Malaria continues to be a major disease worldwide, but while funding projects are working hard to improve malaria prevention it is difficult to measure how effective these interventions are. Research published in BioMed Central’s open access journal Malaria Journal has used a Lives Saved Tool (LiST) model to show that the increase in funding for the prevention of malaria has prevented 850,000 child deaths in the decade between 2001 and 2010 across Africa.
According to the WHO, malaria caused an estimated 655,000 deaths in 2010, mostly among African children. They estimate that a child dies every minute due to malaria in Africa. These are deaths which are unnecessary, because malaria is both preventable and curable. In addition to diagnosis and treatment of sick children, simple solutions to prevent disease like insecticide treated mosquito nets (ITN) and malaria prevention during pregnancy have all been shown to reduce the number of deaths due to malaria. Initiatives like Roll Back Malaria aim to reduce child mortality due to malaria by two thirds, by 2015, using large scale implementation of these simple solutions.
Researchers at Tulane University School of Public Health and Tropical Medicine, in collaboration with Johns Hopkins, the WHO and the Malaria Control and Evaluation Partnership in Africa (MACEPA), used the LiST model to investigate the impact of malaria prevention in the decade between 2001 and 2010 across 43 countries in sub-Saharan Africa where malaria is endemic. The team, led by Thomas Eisele, associate professor of global health systems and development, based their model on UN estimates of malaria deaths over the year 2000 and future population growth, the effectiveness of ITNs and malaria prevention during pregnancy in preventing child deaths, and the number of households using ITNs to protect their children.
The LiST model conservatively estimates that malaria prevention has saved 850,000 children’s lives over the past decade. Of these, 99 percent were saved by using ITN alone.

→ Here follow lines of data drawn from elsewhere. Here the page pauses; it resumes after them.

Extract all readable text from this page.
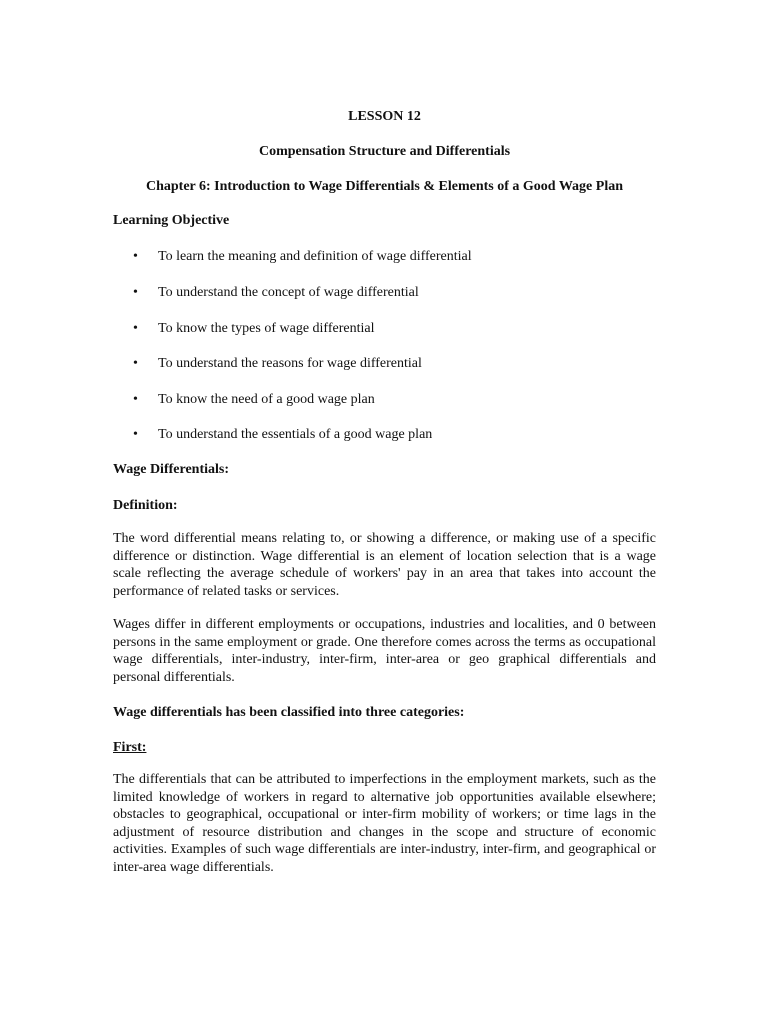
LESSON 12
Compensation Structure and Differentials
Chapter 6: Introduction to Wage Differentials & Elements of a Good Wage Plan
Learning Objective
• To learn the meaning and definition of wage differential
• To understand the concept of wage differential
• To know the types of wage differential
• To understand the reasons for wage differential
• To know the need of a good wage plan
• To understand the essentials of a good wage plan
Wage Differentials:
Definition:

The word differential means relating to, or showing a difference, or making use of a specific difference or distinction. Wage differential is an element of location selection that is a wage scale reflecting the average schedule of workers' pay in an area that takes into account the performance of related tasks or services.

Wages differ in different employments or occupations, industries and localities, and 0 between persons in the same employment or grade. One therefore comes across the terms as occupational wage differentials, inter-industry, inter-firm, inter-area or geo graphical differentials and personal differentials.

Wage differentials has been classified into three categories:
First:

The differentials that can be attributed to imperfections in the employment markets, such as the limited knowledge of workers in regard to alternative job opportunities available elsewhere; obstacles to geographical, occupational or inter-firm mobility of workers; or time lags in the adjustment of resource distribution and changes in the scope and structure of economic activities. Examples of such wage differentials are inter-industry, inter-firm, and geographical or inter-area wage differentials.
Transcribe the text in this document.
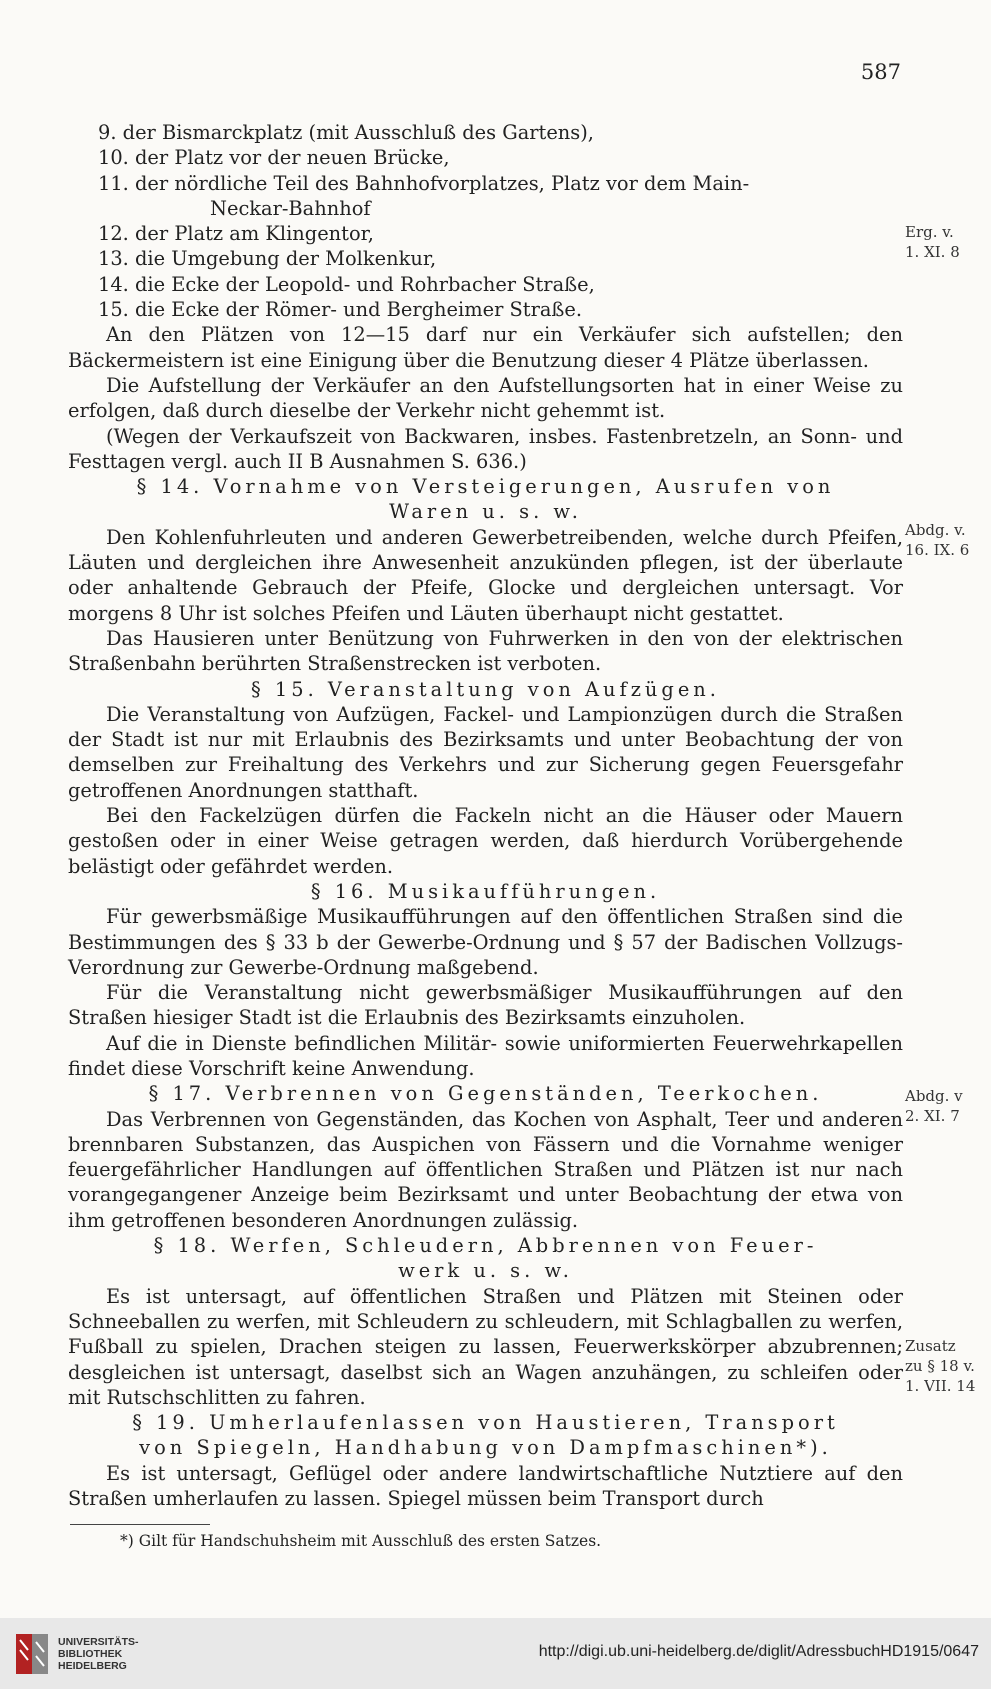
587

9. der Bismarckplatz (mit Ausschluß des Gartens),

10. der Platz vor der neuen Brücke,

11. der nördliche Teil des Bahnhofvorplatzes, Platz vor dem Main-

Neckar-Bahnhof

12. der Platz am Klingentor,

13. die Umgebung der Molkenkur,

14. die Ecke der Leopold- und Rohrbacher Straße,

15. die Ecke der Römer- und Bergheimer Straße.

An den Plätzen von 12—15 darf nur ein Verkäufer sich aufstellen; den Bäckermeistern ist eine Einigung über die Benutzung dieser 4 Plätze überlassen.

Die Aufstellung der Verkäufer an den Aufstellungsorten hat in einer Weise zu erfolgen, daß durch dieselbe der Verkehr nicht gehemmt ist.

(Wegen der Verkaufszeit von Backwaren, insbes. Fastenbretzeln, an Sonn- und Festtagen vergl. auch II B Ausnahmen S. 636.)

§ 14. Vornahme von Versteigerungen, Ausrufen von

Waren u. s. w.

Den Kohlenfuhrleuten und anderen Gewerbetreibenden, welche durch Pfeifen, Läuten und dergleichen ihre Anwesenheit anzukünden pflegen, ist der überlaute oder anhaltende Gebrauch der Pfeife, Glocke und dergleichen untersagt. Vor morgens 8 Uhr ist solches Pfeifen und Läuten überhaupt nicht gestattet.

Das Hausieren unter Benützung von Fuhrwerken in den von der elektrischen Straßenbahn berührten Straßenstrecken ist verboten.

§ 15. Veranstaltung von Aufzügen.

Die Veranstaltung von Aufzügen, Fackel- und Lampionzügen durch die Straßen der Stadt ist nur mit Erlaubnis des Bezirksamts und unter Beobachtung der von demselben zur Freihaltung des Verkehrs und zur Sicherung gegen Feuersgefahr getroffenen Anordnungen statthaft.

Bei den Fackelzügen dürfen die Fackeln nicht an die Häuser oder Mauern gestoßen oder in einer Weise getragen werden, daß hierdurch Vorübergehende belästigt oder gefährdet werden.

§ 16. Musikaufführungen.

Für gewerbsmäßige Musikaufführungen auf den öffentlichen Straßen sind die Bestimmungen des § 33 b der Gewerbe-Ordnung und § 57 der Badischen Vollzugs-Verordnung zur Gewerbe-Ordnung maßgebend.

Für die Veranstaltung nicht gewerbsmäßiger Musikaufführungen auf den Straßen hiesiger Stadt ist die Erlaubnis des Bezirksamts einzuholen.

Auf die in Dienste befindlichen Militär- sowie uniformierten Feuerwehrkapellen findet diese Vorschrift keine Anwendung.

§ 17. Verbrennen von Gegenständen, Teerkochen.

Das Verbrennen von Gegenständen, das Kochen von Asphalt, Teer und anderen brennbaren Substanzen, das Auspichen von Fässern und die Vornahme weniger feuergefährlicher Handlungen auf öffentlichen Straßen und Plätzen ist nur nach vorangegangener Anzeige beim Bezirksamt und unter Beobachtung der etwa von ihm getroffenen besonderen Anordnungen zulässig.

§ 18. Werfen, Schleudern, Abbrennen von Feuer-

werk u. s. w.

Es ist untersagt, auf öffentlichen Straßen und Plätzen mit Steinen oder Schneeballen zu werfen, mit Schleudern zu schleudern, mit Schlagballen zu werfen, Fußball zu spielen, Drachen steigen zu lassen, Feuerwerkskörper abzubrennen; desgleichen ist untersagt, daselbst sich an Wagen anzuhängen, zu schleifen oder mit Rutschschlitten zu fahren.

§ 19. Umherlaufenlassen von Haustieren, Transport

von Spiegeln, Handhabung von Dampfmaschinen*).

Es ist untersagt, Geflügel oder andere landwirtschaftliche Nutztiere auf den Straßen umherlaufen zu lassen. Spiegel müssen beim Transport durch

Erg. v.
1. XI. 8
Abdg. v.
16. IX. 6
Abdg. v
2. XI. 7
Zusatz
zu § 18 v.
1. VII. 14
*) Gilt für Handschuhsheim mit Ausschluß des ersten Satzes.
UNIVERSITÄTS-
BIBLIOTHEK
HEIDELBERG
http://digi.ub.uni-heidelberg.de/diglit/AdressbuchHD1915/0647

“Malaria continues to cause a tremendous amount of child deaths throughout Africa,” says Eisele. “If 100 percent of the children at risk of malaria had insecticide mosquito nets we estimate as many as 2.77 million additional children’s lives could be saved by 2015.”
These figures are believed to be the lower estimate of deaths prevented by anti-malaria initiatives since they do not include the impact of better access to treatment with anti-malarials. The threat of malaria remains, however, and both prevention and treatment plans need to be sustained for these improvements to be maintained.